Summit Focus

Connecting Science and Policy for a Healthier World

The overarching theme of the Pacific Health Summit is “connecting science and policy for a healthier world.”

Each year we focus our discussion on an issue of critical importance. In 2008, our theme will be "The Global Nutrition Challenge: Getting a Healthy Start." We will tackle the complex challenge of too little of the right nutrition for vulnerable populations, the rapidly emerging health threat of too much of the wrong nutrition in both developed and developing societies, and the continuum between them.

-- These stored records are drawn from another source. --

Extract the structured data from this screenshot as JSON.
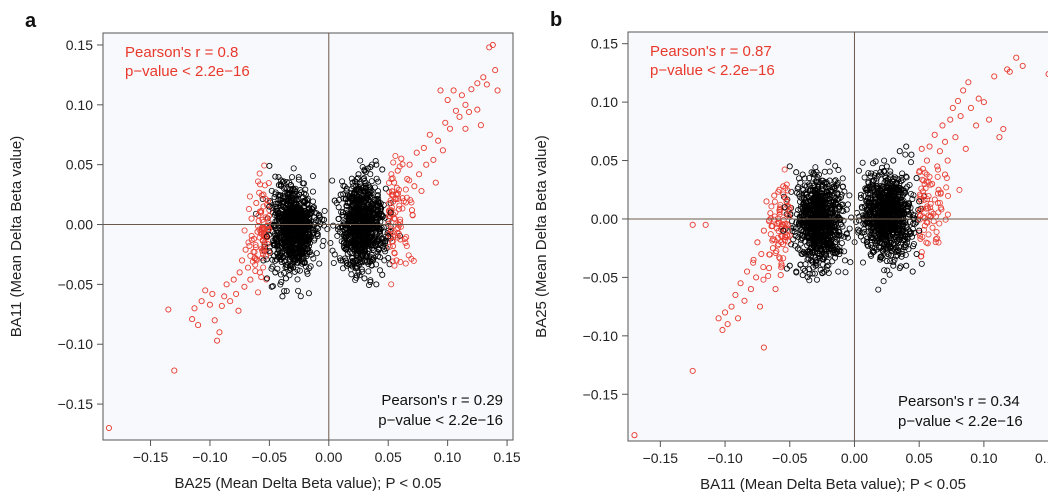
{
  "chart_data": [
    {
      "type": "scatter",
      "panel_label": "a",
      "xlabel": "BA25 (Mean Delta Beta value); P < 0.05",
      "ylabel": "BA11 (Mean Delta Beta value)",
      "xlim": [
        -0.19,
        0.155
      ],
      "ylim": [
        -0.18,
        0.16
      ],
      "x_ticks": [
        -0.15,
        -0.1,
        -0.05,
        0.0,
        0.05,
        0.1,
        0.15
      ],
      "x_tick_labels": [
        "−0.15",
        "−0.10",
        "−0.05",
        "0.00",
        "0.05",
        "0.10",
        "0.15"
      ],
      "y_ticks": [
        -0.15,
        -0.1,
        -0.05,
        0.0,
        0.05,
        0.1,
        0.15
      ],
      "y_tick_labels": [
        "−0.15",
        "−0.10",
        "−0.05",
        "0.00",
        "0.05",
        "0.10",
        "0.15"
      ],
      "annotations": {
        "top_left": [
          "Pearson's r = 0.8",
          "p−value < 2.2e−16"
        ],
        "bottom_right": [
          "Pearson's r = 0.29",
          "p−value < 2.2e−16"
        ]
      },
      "series": [
        {
          "color": "#e8392d",
          "points": [
            [
              -0.185,
              -0.17
            ],
            [
              -0.135,
              -0.071
            ],
            [
              -0.13,
              -0.122
            ],
            [
              -0.115,
              -0.079
            ],
            [
              -0.113,
              -0.07
            ],
            [
              -0.11,
              -0.084
            ],
            [
              -0.107,
              -0.064
            ],
            [
              -0.104,
              -0.055
            ],
            [
              -0.1,
              -0.067
            ],
            [
              -0.098,
              -0.058
            ],
            [
              -0.096,
              -0.08
            ],
            [
              -0.094,
              -0.097
            ],
            [
              -0.092,
              -0.09
            ],
            [
              -0.09,
              -0.068
            ],
            [
              -0.088,
              -0.06
            ],
            [
              -0.086,
              -0.05
            ],
            [
              -0.083,
              -0.064
            ],
            [
              -0.08,
              -0.046
            ],
            [
              -0.078,
              -0.058
            ],
            [
              -0.076,
              -0.072
            ],
            [
              -0.075,
              -0.04
            ],
            [
              -0.073,
              -0.03
            ],
            [
              -0.071,
              -0.052
            ],
            [
              -0.07,
              -0.021
            ],
            [
              -0.068,
              -0.036
            ],
            [
              -0.066,
              -0.046
            ],
            [
              -0.065,
              0.005
            ],
            [
              -0.063,
              -0.012
            ],
            [
              -0.062,
              -0.028
            ],
            [
              -0.061,
              0.018
            ],
            [
              -0.06,
              -0.006
            ],
            [
              -0.059,
              0.003
            ],
            [
              -0.058,
              -0.04
            ],
            [
              -0.057,
              0.01
            ],
            [
              -0.056,
              -0.022
            ],
            [
              -0.055,
              0.025
            ],
            [
              -0.054,
              -0.015
            ],
            [
              0.053,
              0.025
            ],
            [
              0.054,
              -0.018
            ],
            [
              0.055,
              0.035
            ],
            [
              0.056,
              0.01
            ],
            [
              0.057,
              -0.03
            ],
            [
              0.058,
              0.045
            ],
            [
              0.06,
              0.002
            ],
            [
              0.061,
              0.055
            ],
            [
              0.062,
              0.022
            ],
            [
              0.064,
              -0.012
            ],
            [
              0.066,
              0.038
            ],
            [
              0.068,
              0.05
            ],
            [
              0.07,
              0.012
            ],
            [
              0.072,
              0.032
            ],
            [
              0.074,
              0.06
            ],
            [
              0.076,
              0.042
            ],
            [
              0.078,
              0.028
            ],
            [
              0.08,
              0.064
            ],
            [
              0.082,
              0.05
            ],
            [
              0.085,
              0.075
            ],
            [
              0.088,
              0.054
            ],
            [
              0.09,
              0.035
            ],
            [
              0.092,
              0.07
            ],
            [
              0.094,
              0.112
            ],
            [
              0.096,
              0.062
            ],
            [
              0.098,
              0.085
            ],
            [
              0.1,
              0.104
            ],
            [
              0.102,
              0.08
            ],
            [
              0.105,
              0.112
            ],
            [
              0.107,
              0.095
            ],
            [
              0.11,
              0.09
            ],
            [
              0.112,
              0.108
            ],
            [
              0.115,
              0.1
            ],
            [
              0.118,
              0.094
            ],
            [
              0.12,
              0.113
            ],
            [
              0.125,
              0.096
            ],
            [
              0.128,
              0.083
            ],
            [
              0.13,
              0.123
            ],
            [
              0.133,
              0.117
            ],
            [
              0.135,
              0.148
            ],
            [
              0.138,
              0.15
            ],
            [
              0.14,
              0.129
            ],
            [
              0.142,
              0.112
            ],
            [
              0.125,
              0.118
            ],
            [
              0.115,
              0.08
            ]
          ]
        },
        {
          "color": "#000000",
          "points": [
            [
              -0.05,
              0.049
            ],
            [
              -0.045,
              0.04
            ],
            [
              -0.042,
              0.033
            ],
            [
              -0.038,
              0.036
            ],
            [
              -0.035,
              0.03
            ],
            [
              -0.03,
              0.03
            ],
            [
              -0.025,
              0.025
            ],
            [
              -0.02,
              0.02
            ],
            [
              -0.052,
              -0.045
            ],
            [
              -0.048,
              -0.052
            ],
            [
              -0.045,
              -0.04
            ],
            [
              -0.04,
              -0.048
            ],
            [
              -0.036,
              -0.045
            ],
            [
              -0.033,
              -0.038
            ],
            [
              -0.03,
              -0.036
            ],
            [
              -0.025,
              -0.03
            ],
            [
              -0.039,
              -0.06
            ],
            [
              -0.055,
              -0.03
            ],
            [
              -0.052,
              -0.01
            ],
            [
              -0.05,
              0.015
            ],
            [
              -0.012,
              0.01
            ],
            [
              -0.008,
              0.008
            ],
            [
              -0.004,
              0.004
            ],
            [
              0.005,
              -0.025
            ],
            [
              0.01,
              -0.03
            ],
            [
              0.015,
              -0.032
            ],
            [
              0.02,
              -0.035
            ],
            [
              0.025,
              -0.04
            ],
            [
              0.03,
              -0.045
            ],
            [
              0.035,
              -0.048
            ],
            [
              0.04,
              -0.05
            ],
            [
              0.045,
              -0.042
            ],
            [
              0.05,
              -0.028
            ],
            [
              0.048,
              0.03
            ],
            [
              0.045,
              0.046
            ],
            [
              0.04,
              0.05
            ],
            [
              0.035,
              0.048
            ],
            [
              0.03,
              0.045
            ],
            [
              0.025,
              0.042
            ],
            [
              0.02,
              0.035
            ],
            [
              0.015,
              0.03
            ],
            [
              0.01,
              0.025
            ],
            [
              0.005,
              0.02
            ],
            [
              0.052,
              0.01
            ],
            [
              0.05,
              -0.01
            ]
          ]
        }
      ]
    },
    {
      "type": "scatter",
      "panel_label": "b",
      "xlabel": "BA11 (Mean Delta Beta value); P < 0.05",
      "ylabel": "BA25 (Mean Delta Beta value)",
      "xlim": [
        -0.175,
        0.165
      ],
      "ylim": [
        -0.19,
        0.16
      ],
      "x_ticks": [
        -0.15,
        -0.1,
        -0.05,
        0.0,
        0.05,
        0.1,
        0.15
      ],
      "x_tick_labels": [
        "−0.15",
        "−0.10",
        "−0.05",
        "0.00",
        "0.05",
        "0.10",
        "0.15"
      ],
      "y_ticks": [
        -0.15,
        -0.1,
        -0.05,
        0.0,
        0.05,
        0.1,
        0.15
      ],
      "y_tick_labels": [
        "−0.15",
        "−0.10",
        "−0.05",
        "0.00",
        "0.05",
        "0.10",
        "0.15"
      ],
      "annotations": {
        "top_left": [
          "Pearson's r = 0.87",
          "p−value < 2.2e−16"
        ],
        "bottom_right": [
          "Pearson's r = 0.34",
          "p−value < 2.2e−16"
        ]
      },
      "series": [
        {
          "color": "#e8392d",
          "points": [
            [
              -0.17,
              -0.185
            ],
            [
              -0.125,
              -0.13
            ],
            [
              -0.125,
              -0.005
            ],
            [
              -0.115,
              -0.005
            ],
            [
              -0.105,
              -0.085
            ],
            [
              -0.102,
              -0.095
            ],
            [
              -0.1,
              -0.08
            ],
            [
              -0.098,
              -0.09
            ],
            [
              -0.095,
              -0.075
            ],
            [
              -0.092,
              -0.065
            ],
            [
              -0.09,
              -0.085
            ],
            [
              -0.088,
              -0.055
            ],
            [
              -0.085,
              -0.07
            ],
            [
              -0.083,
              -0.045
            ],
            [
              -0.08,
              -0.06
            ],
            [
              -0.078,
              -0.035
            ],
            [
              -0.076,
              -0.05
            ],
            [
              -0.075,
              -0.02
            ],
            [
              -0.073,
              -0.075
            ],
            [
              -0.072,
              -0.03
            ],
            [
              -0.07,
              -0.01
            ],
            [
              -0.068,
              0.015
            ],
            [
              -0.066,
              -0.042
            ],
            [
              -0.065,
              0.005
            ],
            [
              -0.063,
              -0.025
            ],
            [
              -0.062,
              0.02
            ],
            [
              -0.061,
              -0.06
            ],
            [
              -0.06,
              -0.008
            ],
            [
              -0.058,
              0.025
            ],
            [
              -0.057,
              -0.048
            ],
            [
              -0.056,
              -0.015
            ],
            [
              -0.055,
              0.028
            ],
            [
              -0.07,
              -0.11
            ],
            [
              0.05,
              0.04
            ],
            [
              0.052,
              0.06
            ],
            [
              0.054,
              0.02
            ],
            [
              0.056,
              0.05
            ],
            [
              0.058,
              0.062
            ],
            [
              0.06,
              0.03
            ],
            [
              0.062,
              0.072
            ],
            [
              0.064,
              0.045
            ],
            [
              0.066,
              0.058
            ],
            [
              0.068,
              0.08
            ],
            [
              0.07,
              0.066
            ],
            [
              0.072,
              0.05
            ],
            [
              0.074,
              0.085
            ],
            [
              0.076,
              0.095
            ],
            [
              0.078,
              0.07
            ],
            [
              0.08,
              0.101
            ],
            [
              0.082,
              0.088
            ],
            [
              0.084,
              0.11
            ],
            [
              0.086,
              0.06
            ],
            [
              0.088,
              0.117
            ],
            [
              0.09,
              0.095
            ],
            [
              0.094,
              0.08
            ],
            [
              0.096,
              0.103
            ],
            [
              0.1,
              0.1
            ],
            [
              0.104,
              0.085
            ],
            [
              0.108,
              0.122
            ],
            [
              0.112,
              0.07
            ],
            [
              0.115,
              0.077
            ],
            [
              0.118,
              0.128
            ],
            [
              0.12,
              0.126
            ],
            [
              0.125,
              0.138
            ],
            [
              0.13,
              0.131
            ],
            [
              0.15,
              0.124
            ],
            [
              0.155,
              0.148
            ],
            [
              0.16,
              0.148
            ],
            [
              0.07,
              0.038
            ],
            [
              0.065,
              0.025
            ]
          ]
        },
        {
          "color": "#000000",
          "points": [
            [
              -0.05,
              0.045
            ],
            [
              -0.045,
              0.04
            ],
            [
              -0.04,
              0.038
            ],
            [
              -0.035,
              0.035
            ],
            [
              -0.03,
              0.032
            ],
            [
              -0.025,
              0.028
            ],
            [
              -0.02,
              0.022
            ],
            [
              -0.015,
              0.018
            ],
            [
              -0.05,
              -0.04
            ],
            [
              -0.045,
              -0.045
            ],
            [
              -0.04,
              -0.048
            ],
            [
              -0.035,
              -0.043
            ],
            [
              -0.03,
              -0.04
            ],
            [
              -0.025,
              -0.034
            ],
            [
              -0.02,
              -0.026
            ],
            [
              -0.015,
              -0.02
            ],
            [
              -0.055,
              -0.01
            ],
            [
              -0.054,
              0.01
            ],
            [
              -0.01,
              0.012
            ],
            [
              -0.006,
              0.008
            ],
            [
              0.005,
              -0.015
            ],
            [
              0.01,
              -0.022
            ],
            [
              0.015,
              -0.028
            ],
            [
              0.02,
              -0.033
            ],
            [
              0.025,
              -0.036
            ],
            [
              0.03,
              -0.04
            ],
            [
              0.035,
              -0.042
            ],
            [
              0.04,
              -0.04
            ],
            [
              0.045,
              -0.045
            ],
            [
              0.048,
              -0.03
            ],
            [
              0.048,
              0.035
            ],
            [
              0.044,
              0.055
            ],
            [
              0.04,
              0.062
            ],
            [
              0.035,
              0.058
            ],
            [
              0.03,
              0.05
            ],
            [
              0.025,
              0.045
            ],
            [
              0.02,
              0.04
            ],
            [
              0.015,
              0.033
            ],
            [
              0.01,
              0.025
            ],
            [
              0.005,
              0.018
            ],
            [
              0.05,
              0.015
            ],
            [
              0.05,
              -0.01
            ]
          ]
        }
      ]
    }
  ]
}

In 2007 our focal theme was “Pandemics—Working Together for an Effective and Equitable Response.” This interest dates back to the inaugural Pacific Health Summit in June 2005, when Jong-wook Lee, the then-Director-General of the World Health Organization, eloquently and passionately addressed the need for greater attention on the threat of a global avian influenza pandemic.

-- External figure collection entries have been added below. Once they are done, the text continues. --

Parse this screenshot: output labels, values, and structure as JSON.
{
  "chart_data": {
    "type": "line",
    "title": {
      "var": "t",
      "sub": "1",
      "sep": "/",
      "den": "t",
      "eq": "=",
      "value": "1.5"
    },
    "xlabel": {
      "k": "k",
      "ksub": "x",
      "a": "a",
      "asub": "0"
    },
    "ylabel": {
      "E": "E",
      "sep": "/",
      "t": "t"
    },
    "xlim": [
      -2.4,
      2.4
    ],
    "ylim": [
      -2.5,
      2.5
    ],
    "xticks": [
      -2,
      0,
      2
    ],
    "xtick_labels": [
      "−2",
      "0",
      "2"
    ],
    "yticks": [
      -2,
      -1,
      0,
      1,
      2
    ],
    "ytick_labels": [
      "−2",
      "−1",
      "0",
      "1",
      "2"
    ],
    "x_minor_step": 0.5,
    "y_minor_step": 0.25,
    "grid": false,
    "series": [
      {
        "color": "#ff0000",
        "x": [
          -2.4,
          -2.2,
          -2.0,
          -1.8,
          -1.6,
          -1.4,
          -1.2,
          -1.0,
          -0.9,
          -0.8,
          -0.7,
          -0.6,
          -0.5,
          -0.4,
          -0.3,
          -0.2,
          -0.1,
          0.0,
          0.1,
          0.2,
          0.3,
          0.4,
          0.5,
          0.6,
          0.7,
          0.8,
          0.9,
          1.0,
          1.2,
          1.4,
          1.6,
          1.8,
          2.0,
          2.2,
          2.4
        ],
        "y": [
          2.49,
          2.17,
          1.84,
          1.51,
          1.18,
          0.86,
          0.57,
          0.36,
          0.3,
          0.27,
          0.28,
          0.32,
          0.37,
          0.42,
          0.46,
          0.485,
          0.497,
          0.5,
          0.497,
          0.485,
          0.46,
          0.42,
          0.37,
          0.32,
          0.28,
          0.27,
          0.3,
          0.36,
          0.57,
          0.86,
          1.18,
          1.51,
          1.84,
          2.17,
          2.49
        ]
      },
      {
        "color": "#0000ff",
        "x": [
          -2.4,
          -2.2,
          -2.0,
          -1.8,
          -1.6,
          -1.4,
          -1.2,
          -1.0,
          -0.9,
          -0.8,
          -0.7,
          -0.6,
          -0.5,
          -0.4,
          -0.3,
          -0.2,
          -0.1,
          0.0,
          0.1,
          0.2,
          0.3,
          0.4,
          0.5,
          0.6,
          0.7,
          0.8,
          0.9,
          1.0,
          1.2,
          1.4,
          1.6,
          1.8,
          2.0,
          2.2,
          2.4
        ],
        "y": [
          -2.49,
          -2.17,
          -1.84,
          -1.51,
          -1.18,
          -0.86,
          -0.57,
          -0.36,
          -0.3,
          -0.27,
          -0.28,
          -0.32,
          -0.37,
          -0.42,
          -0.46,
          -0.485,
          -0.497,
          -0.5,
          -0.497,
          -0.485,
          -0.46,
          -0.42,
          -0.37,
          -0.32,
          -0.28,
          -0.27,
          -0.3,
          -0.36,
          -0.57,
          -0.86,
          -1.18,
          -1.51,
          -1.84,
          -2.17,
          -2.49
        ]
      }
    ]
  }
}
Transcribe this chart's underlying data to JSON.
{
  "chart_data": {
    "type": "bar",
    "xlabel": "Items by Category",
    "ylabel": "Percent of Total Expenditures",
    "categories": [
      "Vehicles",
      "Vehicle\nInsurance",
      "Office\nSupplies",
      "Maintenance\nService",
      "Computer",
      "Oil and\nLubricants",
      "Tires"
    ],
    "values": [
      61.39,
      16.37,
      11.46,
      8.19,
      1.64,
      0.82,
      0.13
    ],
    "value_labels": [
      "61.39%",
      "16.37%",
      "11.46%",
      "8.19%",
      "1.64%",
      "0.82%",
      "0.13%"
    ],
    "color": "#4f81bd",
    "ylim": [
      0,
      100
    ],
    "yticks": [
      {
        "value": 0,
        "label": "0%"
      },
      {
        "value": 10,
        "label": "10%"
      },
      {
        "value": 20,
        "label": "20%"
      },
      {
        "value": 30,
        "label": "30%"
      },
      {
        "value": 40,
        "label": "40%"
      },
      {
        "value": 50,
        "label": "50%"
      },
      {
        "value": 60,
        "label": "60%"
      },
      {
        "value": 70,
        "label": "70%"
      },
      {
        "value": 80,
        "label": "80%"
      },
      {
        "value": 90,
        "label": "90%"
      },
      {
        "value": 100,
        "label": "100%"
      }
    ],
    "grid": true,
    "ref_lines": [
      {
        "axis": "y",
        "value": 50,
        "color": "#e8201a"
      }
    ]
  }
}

The 2006 Summit produced a call for a follow-up meeting to bring together diverse voices to discuss pandemic influenza vaccines. In January 2007, the Chinese Center for Disease Control and Prevention and the Center for Health and Aging at The National Bureau of Asian Research co-presented a workshop in Beijing titled “Pandemic Influenza Vaccines: Building a Platform for Global Collaboration.” That workshop, in addition to serving as a dress rehearsal for the June 2007 Summit, has already supported collaborative national and regional efforts for disease detection and prevention programs based on scalable technology platforms for a public health strategy aimed at prevention and preparedness.

The timing is critical. We have heard a rising call for policies that would supply the vaccines, medicines, and critical equipment to protect those populations most vulnerable to a pandemic, while guaranteeing access to the scientific data necessary to protect all people. This issue underscores a particular urgency to the Summit’s mission to connect science and policy for a healthier world.